Perfection on Pylons
When Ian and Sally Merrington found an old rundown property in Camps Bay on Cape Town’s Atlantic coastline, they immediately knew they could transform it into their dream house and garden, with a magnificent modern pool. Although the house was unattractive and dated, it was positioned on the lower slopes of Table Mountain, with panoramic sea views or outstanding mountain views from every room.

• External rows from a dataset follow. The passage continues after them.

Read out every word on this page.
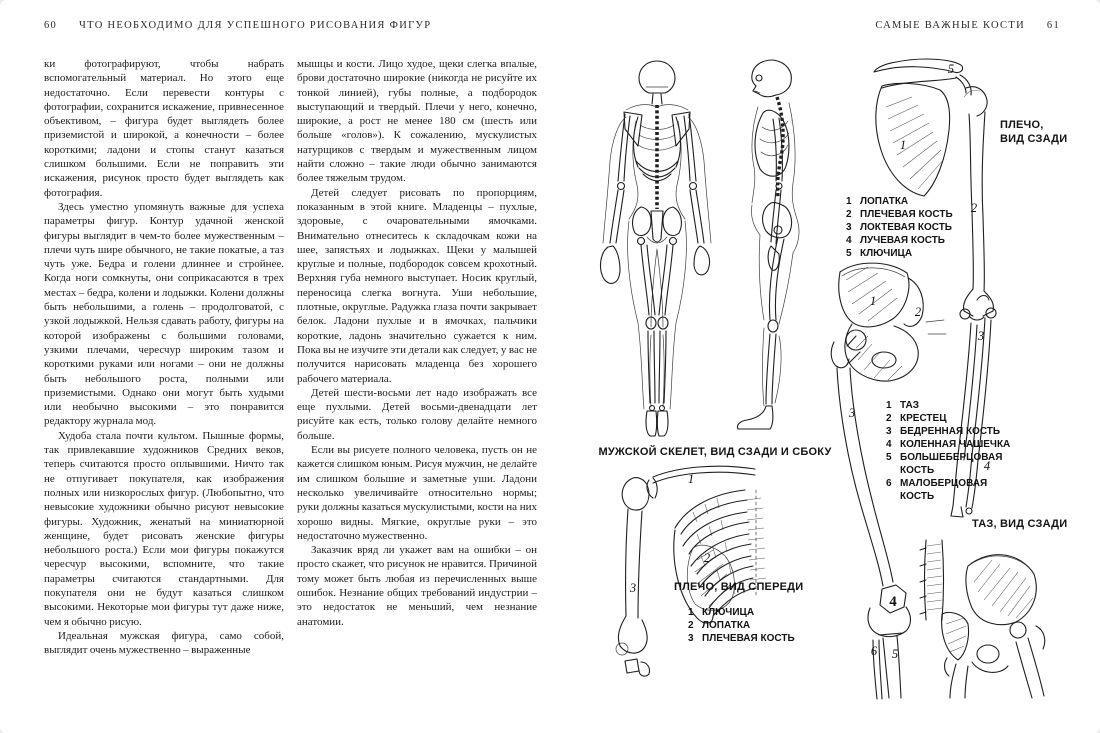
60 ЧТО НЕОБХОДИМО ДЛЯ УСПЕШНОГО РИСОВАНИЯ ФИГУР	САМЫЕ ВАЖНЫЕ КОСТИ 61

ки фотографируют, чтобы набрать вспомогательный материал. Но этого еще недостаточно. Если перевести контуры с фотографии, сохранится искажение, привнесенное объективом, – фигура будет выглядеть более приземистой и широкой, а конечности – более короткими; ладони и стопы станут казаться слишком большими. Если не поправить эти искажения, рисунок просто будет выглядеть как фотография.

Здесь уместно упомянуть важные для успеха параметры фигур. Контур удачной женской фигуры выглядит в чем-то более мужественным – плечи чуть шире обычного, не такие покатые, а таз чуть уже. Бедра и голени длиннее и стройнее. Когда ноги сомкнуты, они соприкасаются в трех местах – бедра, колени и лодыжки. Колени должны быть небольшими, а голень – продолговатой, с узкой лодыжкой. Нельзя сдавать работу, фигуры на которой изображены с большими головами, узкими плечами, чересчур широким тазом и короткими руками или ногами – они не должны быть небольшого роста, полными или приземистыми. Однако они могут быть худыми или необычно высокими – это понравится редактору журнала мод.

Худоба стала почти культом. Пышные формы, так привлекавшие художников Средних веков, теперь считаются просто оплывшими. Ничто так не отпугивает покупателя, как изображения полных или низкорослых фигур. (Любопытно, что невысокие художники обычно рисуют невысокие фигуры. Художник, женатый на миниатюрной женщине, будет рисовать женские фигуры небольшого роста.) Если мои фигуры покажутся чересчур высокими, вспомните, что такие параметры считаются стандартными. Для покупателя они не будут казаться слишком высокими. Некоторые мои фигуры тут даже ниже, чем я обычно рисую.

Идеальная мужская фигура, само собой, выглядит очень мужественно – выраженные

мышцы и кости. Лицо худое, щеки слегка впалые, брови достаточно широкие (никогда не рисуйте их тонкой линией), губы полные, а подбородок выступающий и твердый. Плечи у него, конечно, широкие, а рост не менее 180 см (шесть или больше «голов»). К сожалению, мускулистых натурщиков с твердым и мужественным лицом найти сложно – такие люди обычно занимаются более тяжелым трудом.

Детей следует рисовать по пропорциям, показанным в этой книге. Младенцы – пухлые, здоровые, с очаровательными ямочками. Внимательно отнеситесь к складочкам кожи на шее, запястьях и лодыжках. Щеки у малышей круглые и полные, подбородок совсем крохотный. Верхняя губа немного выступает. Носик круглый, переносица слегка вогнута. Уши небольшие, плотные, округлые. Радужка глаза почти закрывает белок. Ладони пухлые и в ямочках, пальчики короткие, ладонь значительно сужается к ним. Пока вы не изучите эти детали как следует, у вас не получится нарисовать младенца без хорошего рабочего материала.

Детей шести-восьми лет надо изображать все еще пухлыми. Детей восьми-двенадцати лет рисуйте как есть, только голову делайте немного больше.

Если вы рисуете полного человека, пусть он не кажется слишком юным. Рисуя мужчин, не делайте им слишком большие и заметные уши. Ладони несколько увеличивайте относительно нормы; руки должны казаться мускулистыми, кости на них хорошо видны. Мягкие, округлые руки – это недостаточно мужественно.

Заказчик вряд ли укажет вам на ошибки – он просто скажет, что рисунок не нравится. Причиной тому может быть любая из перечисленных выше ошибок. Незнание общих требований индустрии – это недостаток не меньший, чем незнание анатомии.

МУЖСКОЙ СКЕЛЕТ, ВИД СЗАДИ И СБОКУ
5
1
2
3
4
ПЛЕЧО,
ВИД СЗАДИ
1 ЛОПАТКА
2 ПЛЕЧЕВАЯ КОСТЬ
3 ЛОКТЕВАЯ КОСТЬ
4 ЛУЧЕВАЯ КОСТЬ
5 КЛЮЧИЦА
1
2
3
4
5
6
1 ТАЗ
2 КРЕСТЕЦ
3 БЕДРЕННАЯ КОСТЬ
4 КОЛЕННАЯ ЧАШЕЧКА
5 БОЛЬШЕБЕРЦОВАЯ КОСТЬ
6 МАЛОБЕРЦОВАЯ КОСТЬ
ТАЗ, ВИД СЗАДИ
1
2
3	ПЛЕЧО, ВИД СПЕРЕДИ
1 КЛЮЧИЦА
2 ЛОПАТКА
3 ПЛЕЧЕВАЯ КОСТЬ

There was already a swimming pool in the garden, but the Merringtons aimed to turn their new residence into an exclusive guest house. This meant it was essential they could offer the facility of a luxurious modern pool that would be in keeping with the class and style of the accommodation and cuisine they planned to offer. The obvious site for the new pool was directly in front of the house, where a newly constructed, wrap-around patio had created a comfortable indoor-outdoor flow and facility for alfresco meals. All that was there was green lawn. The couple called in one of the top pool companies in the city; the old pool was demolished and filled in and construction began. What neither the owners nor the pool company realised was that the lush, green grass covered four metres of fill. “Once the hole had been dug, we realised that the soil was unstable and that to build the pool level with the guests suites, we would have to form pylons through the fill into solid ground, to support the pool,” a pool company spokesman told Pools Professor.
Under the supervision of a structural engineer, pneumatic breakers were used to drill through large rocks and six enormous gunite pylons were formed. On the house side, a steel reinforced gunite beam was formed to tie the pool to the wrap-around patio. On the garden side, a rim-flow channel was formed off the side of the pool. Steps were constructed at both ends for easy access – with a deep end in the centre. Shaped to complement the style and feel of the guest house, the rimflow feature creates an “infinity” effect that is well suited to the site’s spectacular panoramic views. Since the Merringtons wished to maintain the light, airy ambience already established within the house, the pool was plastered with white marblite plaster and trimmed with white tiles, enhancing the effect of light blue water. Finally, the pool deck was imaginatively “paved” with in-situ concrete, which was finished in light beige, in keeping with the exterior colour scheme of the house. “The entire operation took more than six weeks to complete, and it wasn’t without drama,” said Sally. “If we had realised that the garden area was on fill, we would probably have renovated the old pool instead of starting from scratch, because the structural work increased the cost of the pool considerably. But we love the final product and are getting immense enjoyment from it.”